Short Circuit 2 loses something on the twentieth viewing. Dumb & Dumber doesn’t.

This original post was going to be about not playing games when sick, but I realized that was a weird cop-out. Sure, I could tell you about the time that I discovered the Chooser Your Own Adventure-style gamebooks in the bookcase that offered a single-player role-playing experience. I rolled dice and tracked my inventory and health like there was no tomorrow, imitating something I wouldn’t do for real for about a decade. Or I could talk about… well, that’s it, really. And then I realized that there were plenty of times that we sneaked games into being sick.

Like when the Zelda Oracle games had just come out, and I hid under my sheets with a flashlight and my GameBoy when I was supposed to be napping, doing my best to save princess Zelda for the umpteenth time. Or played Perfect Dark all day when my parents were both out for whatever reason, then, when they came home, it was now Friday and school was over for the day, and who’s sick on the weekend? No one.

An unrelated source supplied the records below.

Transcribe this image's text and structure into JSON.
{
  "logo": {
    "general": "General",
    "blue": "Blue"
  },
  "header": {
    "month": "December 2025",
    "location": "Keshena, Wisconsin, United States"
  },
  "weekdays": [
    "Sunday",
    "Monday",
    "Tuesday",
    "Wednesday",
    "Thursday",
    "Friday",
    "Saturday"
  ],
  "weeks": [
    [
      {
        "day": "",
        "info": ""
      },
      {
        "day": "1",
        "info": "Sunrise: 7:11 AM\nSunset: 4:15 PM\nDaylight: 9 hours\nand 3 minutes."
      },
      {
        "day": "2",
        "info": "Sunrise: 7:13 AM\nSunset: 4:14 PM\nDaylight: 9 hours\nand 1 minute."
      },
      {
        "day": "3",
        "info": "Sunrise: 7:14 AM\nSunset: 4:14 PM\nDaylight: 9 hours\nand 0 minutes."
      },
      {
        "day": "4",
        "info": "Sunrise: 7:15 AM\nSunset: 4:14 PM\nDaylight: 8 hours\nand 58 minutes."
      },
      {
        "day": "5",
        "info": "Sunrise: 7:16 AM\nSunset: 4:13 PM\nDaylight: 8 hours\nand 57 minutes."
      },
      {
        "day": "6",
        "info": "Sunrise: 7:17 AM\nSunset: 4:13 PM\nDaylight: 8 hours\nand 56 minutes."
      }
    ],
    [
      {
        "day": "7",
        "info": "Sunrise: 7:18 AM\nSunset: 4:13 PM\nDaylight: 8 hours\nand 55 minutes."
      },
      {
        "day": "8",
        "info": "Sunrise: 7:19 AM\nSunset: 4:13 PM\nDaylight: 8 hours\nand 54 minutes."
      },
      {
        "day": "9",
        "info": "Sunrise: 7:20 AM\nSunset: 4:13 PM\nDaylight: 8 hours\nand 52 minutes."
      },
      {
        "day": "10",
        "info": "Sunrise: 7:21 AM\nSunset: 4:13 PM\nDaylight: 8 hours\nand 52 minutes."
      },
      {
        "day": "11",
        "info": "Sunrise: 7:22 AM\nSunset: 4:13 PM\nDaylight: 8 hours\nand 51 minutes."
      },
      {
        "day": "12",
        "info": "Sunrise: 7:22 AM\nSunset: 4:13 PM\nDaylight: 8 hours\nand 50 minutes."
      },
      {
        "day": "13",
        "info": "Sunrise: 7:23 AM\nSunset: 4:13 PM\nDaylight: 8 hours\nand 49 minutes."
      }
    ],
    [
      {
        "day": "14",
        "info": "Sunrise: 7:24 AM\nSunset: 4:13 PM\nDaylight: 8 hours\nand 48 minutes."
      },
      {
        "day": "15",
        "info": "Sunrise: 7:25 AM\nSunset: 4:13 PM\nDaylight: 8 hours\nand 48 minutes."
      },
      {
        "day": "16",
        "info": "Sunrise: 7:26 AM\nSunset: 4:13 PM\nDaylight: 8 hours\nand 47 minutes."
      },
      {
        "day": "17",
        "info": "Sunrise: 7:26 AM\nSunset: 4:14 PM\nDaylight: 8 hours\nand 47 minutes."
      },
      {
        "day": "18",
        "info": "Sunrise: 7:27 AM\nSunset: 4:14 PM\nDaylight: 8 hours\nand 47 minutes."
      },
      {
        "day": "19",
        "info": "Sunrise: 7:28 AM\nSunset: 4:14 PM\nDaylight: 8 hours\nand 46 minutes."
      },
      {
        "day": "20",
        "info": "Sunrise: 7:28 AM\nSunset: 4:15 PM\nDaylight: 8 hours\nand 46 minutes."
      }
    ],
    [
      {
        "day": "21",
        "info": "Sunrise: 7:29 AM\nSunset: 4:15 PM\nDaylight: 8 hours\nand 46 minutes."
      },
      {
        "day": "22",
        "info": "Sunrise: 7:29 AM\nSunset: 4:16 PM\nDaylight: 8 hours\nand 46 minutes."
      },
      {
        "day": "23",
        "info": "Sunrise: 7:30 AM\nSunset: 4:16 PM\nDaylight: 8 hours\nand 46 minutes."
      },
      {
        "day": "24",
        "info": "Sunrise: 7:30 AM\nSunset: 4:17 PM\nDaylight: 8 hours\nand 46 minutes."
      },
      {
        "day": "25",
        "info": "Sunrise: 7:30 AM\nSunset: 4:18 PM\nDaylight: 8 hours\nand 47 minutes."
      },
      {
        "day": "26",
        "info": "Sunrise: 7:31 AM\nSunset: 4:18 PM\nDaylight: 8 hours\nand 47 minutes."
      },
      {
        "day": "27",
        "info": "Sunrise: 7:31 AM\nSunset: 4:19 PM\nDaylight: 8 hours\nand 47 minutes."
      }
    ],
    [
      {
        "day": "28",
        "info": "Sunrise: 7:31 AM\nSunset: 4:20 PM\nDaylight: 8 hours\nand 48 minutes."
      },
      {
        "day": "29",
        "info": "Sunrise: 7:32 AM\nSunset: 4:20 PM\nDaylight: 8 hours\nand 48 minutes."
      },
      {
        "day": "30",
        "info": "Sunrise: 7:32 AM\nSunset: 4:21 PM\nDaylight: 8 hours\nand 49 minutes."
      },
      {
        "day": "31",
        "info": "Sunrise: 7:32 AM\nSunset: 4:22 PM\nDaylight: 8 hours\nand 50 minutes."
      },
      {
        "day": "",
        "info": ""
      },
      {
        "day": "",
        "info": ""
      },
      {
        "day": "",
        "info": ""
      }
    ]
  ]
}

The time that most comes to mind was when my brother and I played Soul Reaver all day, though, mostly because it was so inexplicable.

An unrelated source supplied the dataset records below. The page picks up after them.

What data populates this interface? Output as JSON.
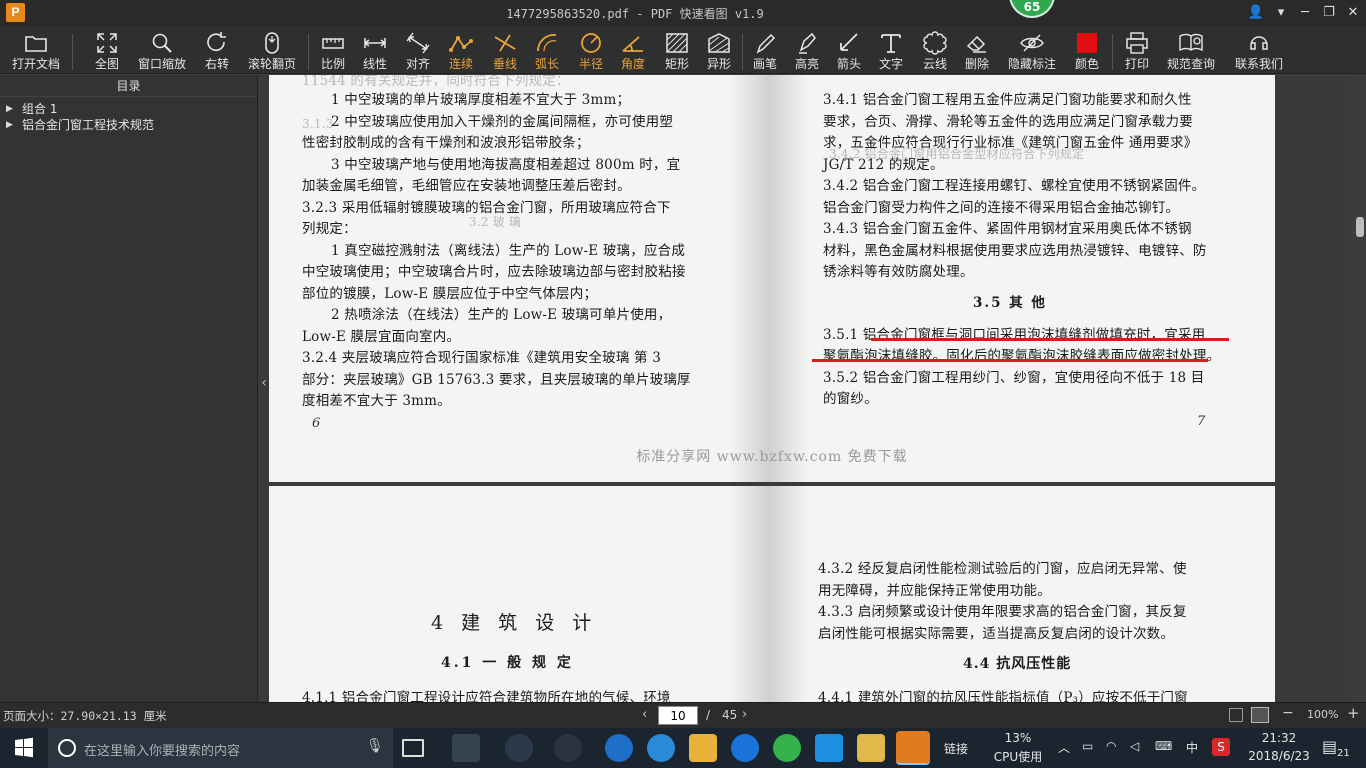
{
  "window": {
    "app_logo": "P",
    "title": "1477295863520.pdf - PDF 快速看图 v1.9",
    "badge": "65",
    "controls": [
      "👤",
      "▾",
      "─",
      "❐",
      "✕"
    ]
  },
  "toolbar": {
    "open": "打开文档",
    "fit_all": "全图",
    "window_zoom": "窗口缩放",
    "rotate_right": "右转",
    "scroll_page": "滚轮翻页",
    "scale": "比例",
    "linear": "线性",
    "align": "对齐",
    "polyline": "连续",
    "perpendicular": "垂线",
    "arc_length": "弧长",
    "radius": "半径",
    "angle": "角度",
    "rectangle": "矩形",
    "irregular": "异形",
    "pen": "画笔",
    "highlight": "高亮",
    "arrow": "箭头",
    "text": "文字",
    "cloud": "云线",
    "delete": "删除",
    "hide_marks": "隐藏标注",
    "color": "颜色",
    "color_value": "#e01010",
    "print": "打印",
    "standard_query": "规范查询",
    "contact": "联系我们"
  },
  "sidebar": {
    "title": "目录",
    "items": [
      {
        "label": "组合 1"
      },
      {
        "label": "铝合金门窗工程技术规范"
      }
    ]
  },
  "document": {
    "page1_left": {
      "lines": [
        "1 中空玻璃的单片玻璃厚度相差不宜大于 3mm；",
        "2 中空玻璃应使用加入干燥剂的金属间隔框，亦可使用塑",
        "性密封胶制成的含有干燥剂和波浪形铝带胶条；",
        "3 中空玻璃产地与使用地海拔高度相差超过 800m 时，宜",
        "加装金属毛细管，毛细管应在安装地调整压差后密封。",
        "3.2.3 采用低辐射镀膜玻璃的铝合金门窗，所用玻璃应符合下",
        "列规定：",
        "1 真空磁控溅射法（离线法）生产的 Low-E 玻璃，应合成",
        "中空玻璃使用；中空玻璃合片时，应去除玻璃边部与密封胶粘接",
        "部位的镀膜，Low-E 膜层应位于中空气体层内；",
        "2 热喷涂法（在线法）生产的 Low-E 玻璃可单片使用，",
        "Low-E 膜层宜面向室内。",
        "3.2.4 夹层玻璃应符合现行国家标准《建筑用安全玻璃 第 3",
        "部分：夹层玻璃》GB 15763.3 要求，且夹层玻璃的单片玻璃厚",
        "度相差不宜大于 3mm。"
      ],
      "page_number": "6"
    },
    "page1_right": {
      "lines": [
        "3.4.1 铝合金门窗工程用五金件应满足门窗功能要求和耐久性",
        "要求，合页、滑撑、滑轮等五金件的选用应满足门窗承载力要",
        "求，五金件应符合现行行业标准《建筑门窗五金件 通用要求》",
        "JG/T 212 的规定。",
        "3.4.2 铝合金门窗工程连接用螺钉、螺栓宜使用不锈钢紧固件。",
        "铝合金门窗受力构件之间的连接不得采用铝合金抽芯铆钉。",
        "3.4.3 铝合金门窗五金件、紧固件用钢材宜采用奥氏体不锈钢",
        "材料，黑色金属材料根据使用要求应选用热浸镀锌、电镀锌、防",
        "锈涂料等有效防腐处理。",
        "3.5 其 他",
        "3.5.1 铝合金门窗框与洞口间采用泡沫填缝剂做填充时，宜采用",
        "聚氨酯泡沫填缝胶。固化后的聚氨酯泡沫胶缝表面应做密封处理。",
        "3.5.2 铝合金门窗工程用纱门、纱窗，宜使用径向不低于 18 目",
        "的窗纱。"
      ],
      "page_number": "7"
    },
    "watermark": "标准分享网 www.bzfxw.com 免费下载",
    "page2_left": {
      "chapter": "4 建 筑 设 计",
      "section": "4.1 一 般 规 定",
      "line": "4.1.1 铝合金门窗工程设计应符合建筑物所在地的气候、环境"
    },
    "page2_right": {
      "lines": [
        "4.3.2 经反复启闭性能检测试验后的门窗，应启闭无异常、使",
        "用无障碍，并应能保持正常使用功能。",
        "4.3.3 启闭频繁或设计使用年限要求高的铝合金门窗，其反复",
        "启闭性能可根据实际需要，适当提高反复启闭的设计次数。"
      ],
      "section": "4.4 抗风压性能",
      "line": "4.4.1 建筑外门窗的抗风压性能指标值（P₃）应按不低于门窗"
    },
    "faint_lines": [
      "11544 的有关规定并，同时符合下列规定：",
      "3.1.3",
      "3.2 玻 璃",
      "3.4.2 铝合金门窗用铝合金型材应符合下列规定"
    ]
  },
  "statusbar": {
    "page_size": "页面大小：27.90×21.13 厘米",
    "current_page": "10",
    "separator": "/",
    "total_pages": "45",
    "zoom": "100%"
  },
  "taskbar": {
    "search_placeholder": "在这里输入你要搜索的内容",
    "tray_link": "链接",
    "cpu_percent": "13%",
    "cpu_label": "CPU使用",
    "ime": "中",
    "time": "21:32",
    "date": "2018/6/23",
    "notifications": "21"
  }
}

The boredom of being sick is pretty much cut in half when someone’s sick with you, and with my brother and I sharing a room for most of our lives, if one of us got something contagious, so did the other. On days where we both woke up sick, we’d normally unhinge the hideaway bed, roll out the blankets, and watch movies and horrible TV shows all day, joking and making fun of each other. So, you know, a normal day, just with less physical violence.

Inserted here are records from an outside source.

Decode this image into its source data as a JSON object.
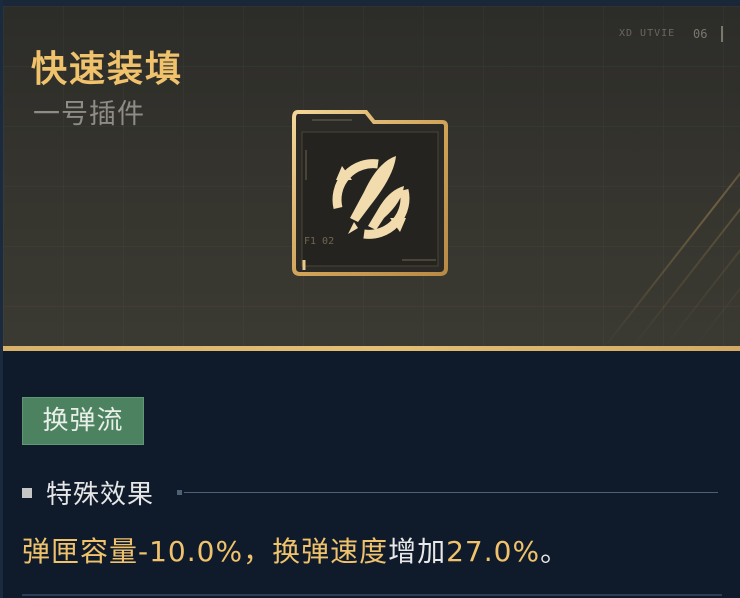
{
  "card": {
    "title": "快速装填",
    "subtitle": "一号插件",
    "corner_text": "XD UTVIE",
    "corner_num": "06",
    "icon_label": "F1 02",
    "icon": "rocket-reload-icon",
    "tag": "换弹流",
    "section_title": "特殊效果",
    "effect": {
      "part1": "弹匣容量",
      "part2": "-10.0%，",
      "part3": "换弹速度",
      "part4": "增加",
      "part5": "27.0%",
      "part6": "。"
    }
  },
  "colors": {
    "gold": "#f0c26c",
    "tag_green": "#4d8261",
    "panel_dark": "#0f1a2b",
    "header_dark": "#34332d"
  }
}
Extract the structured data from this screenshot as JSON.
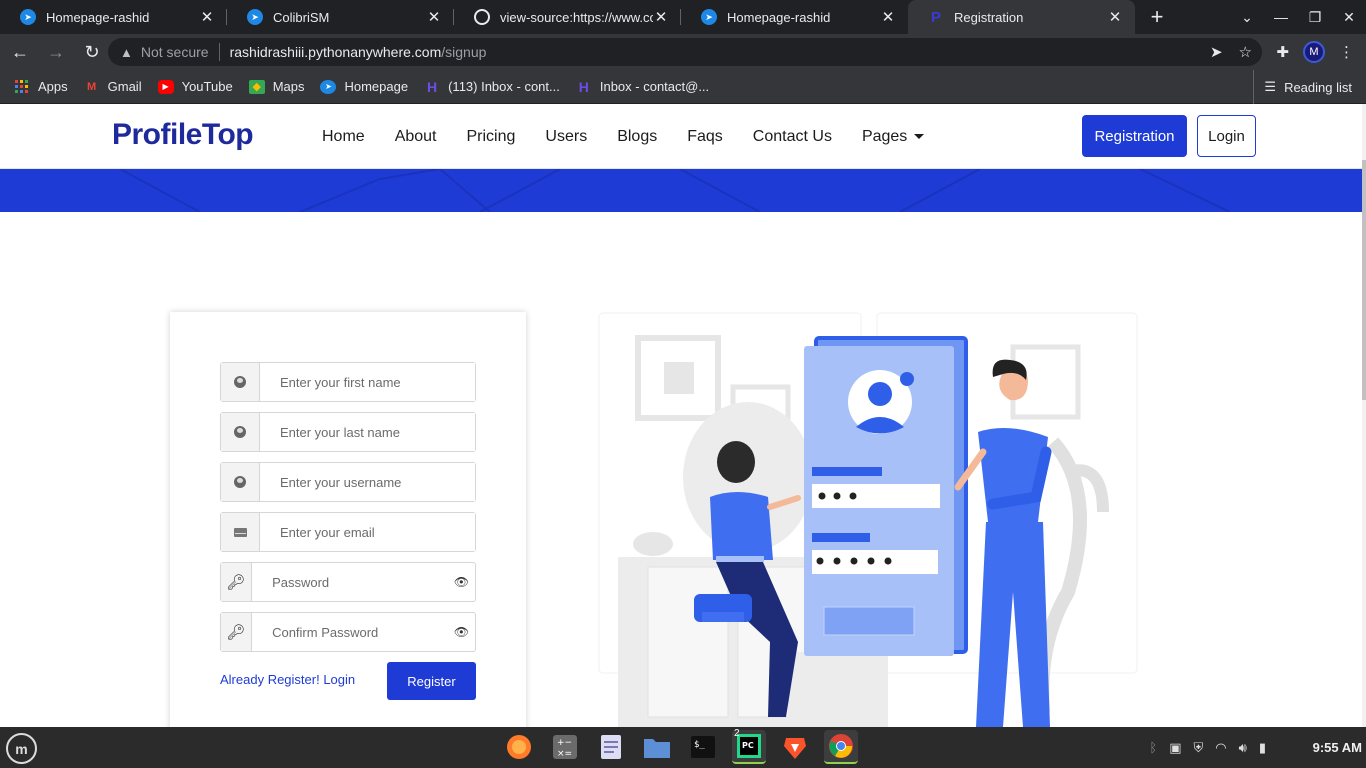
{
  "browser": {
    "tabs": [
      {
        "title": "Homepage-rashid",
        "icon": "colibri-icon"
      },
      {
        "title": "ColibriSM",
        "icon": "colibri-icon"
      },
      {
        "title": "view-source:https://www.co",
        "icon": "globe-icon"
      },
      {
        "title": "Homepage-rashid",
        "icon": "colibri-icon"
      },
      {
        "title": "Registration",
        "icon": "profiletop-icon",
        "active": true
      }
    ],
    "address": {
      "security_label": "Not secure",
      "host": "rashidrashiii.pythonanywhere.com",
      "path": "/signup"
    },
    "profile_initial": "M",
    "bookmarks": [
      {
        "label": "Apps",
        "icon": "apps-grid-icon"
      },
      {
        "label": "Gmail",
        "icon": "gmail-icon"
      },
      {
        "label": "YouTube",
        "icon": "youtube-icon"
      },
      {
        "label": "Maps",
        "icon": "maps-icon"
      },
      {
        "label": "Homepage",
        "icon": "colibri-icon"
      },
      {
        "label": "(113) Inbox - cont...",
        "icon": "hostinger-icon"
      },
      {
        "label": "Inbox - contact@...",
        "icon": "hostinger-icon"
      }
    ],
    "reading_list": "Reading list"
  },
  "site": {
    "logo": "ProfileTop",
    "nav": [
      "Home",
      "About",
      "Pricing",
      "Users",
      "Blogs",
      "Faqs",
      "Contact Us",
      "Pages"
    ],
    "registration_button": "Registration",
    "login_button": "Login",
    "brand_color": "#1f3bd6"
  },
  "form": {
    "fields": {
      "first_name": {
        "placeholder": "Enter your first name",
        "value": ""
      },
      "last_name": {
        "placeholder": "Enter your last name",
        "value": ""
      },
      "username": {
        "placeholder": "Enter your username",
        "value": ""
      },
      "email": {
        "placeholder": "Enter your email",
        "value": ""
      },
      "password": {
        "placeholder": "Password",
        "value": ""
      },
      "confirm_password": {
        "placeholder": "Confirm Password",
        "value": ""
      }
    },
    "login_link": "Already Register! Login",
    "submit": "Register"
  },
  "taskbar": {
    "clock": "9:55 AM",
    "pycharm_badge": "2",
    "apps": [
      "firefox-icon",
      "calculator-icon",
      "text-editor-icon",
      "files-icon",
      "terminal-icon",
      "pycharm-icon",
      "brave-icon",
      "chrome-icon"
    ]
  }
}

Soul Reaver has been brought up a few times before, and it was one of the games my brother got with his PS1, but we never really played it until this one day. And the craziest part was that Mom was home at the time! It’s a mystery for the ages.

This is the only situation I can imagine.

This seems like something minor that I’m making a big deal out of, but it really isn’t. My parents were and are extremely good at sticking to their guns. For the twelve years that my siblings were in school, I can think of few times that the “no TV on school days” rule was violated without punishment. Church every single Sunday. Schedules kept to, chores always handed out and close eyes kept on them, rules always followed. Few if any exceptions.

And in this case I’m pretty sure both my brother and I were exaggerating our symptoms just because we were bored and it was very early spring and Summer Break was so far away.

And Soul Reaver was so cool!

I said it months ago, but the voice-acting is top-notch, most notably with the late Tony Jay as the almost-malevolent Elder God, his amazingly deep voice booming out across the vast brown wastelands. The ability to shift between the Physical and Spectral realms was also a huge feature and notable part of puzzle-solving, taken far deeper than A Link to the Past ever did. And besides, fighting each of Raziel’s horribly mutated brothers and sucking his soul out of him to gain a new ability, Mega-Man style, was just always awesome. This guy is a vampire that looks and acts like a spider? Awesome, can’t wait to have a wall-climbing ability.

On our second day of being sick we were all going to a doctor and my brother and I would not stop talking about how to solve whatever puzzle we were on. It was probably one of those infuriating block puzzles that was mixed with Pipe Dream, where we had to redirect the flow of air. We had gotten so far without cheating, we were stunned at our own abilities! But Mom heard us talking about it and dropped the hammer: “Maybe no more Playstation until you two are better.”

That one instance, though, lives on in my memory. We played video games. Legally. While sick.

Of course, how much I actually “played” is up for debate.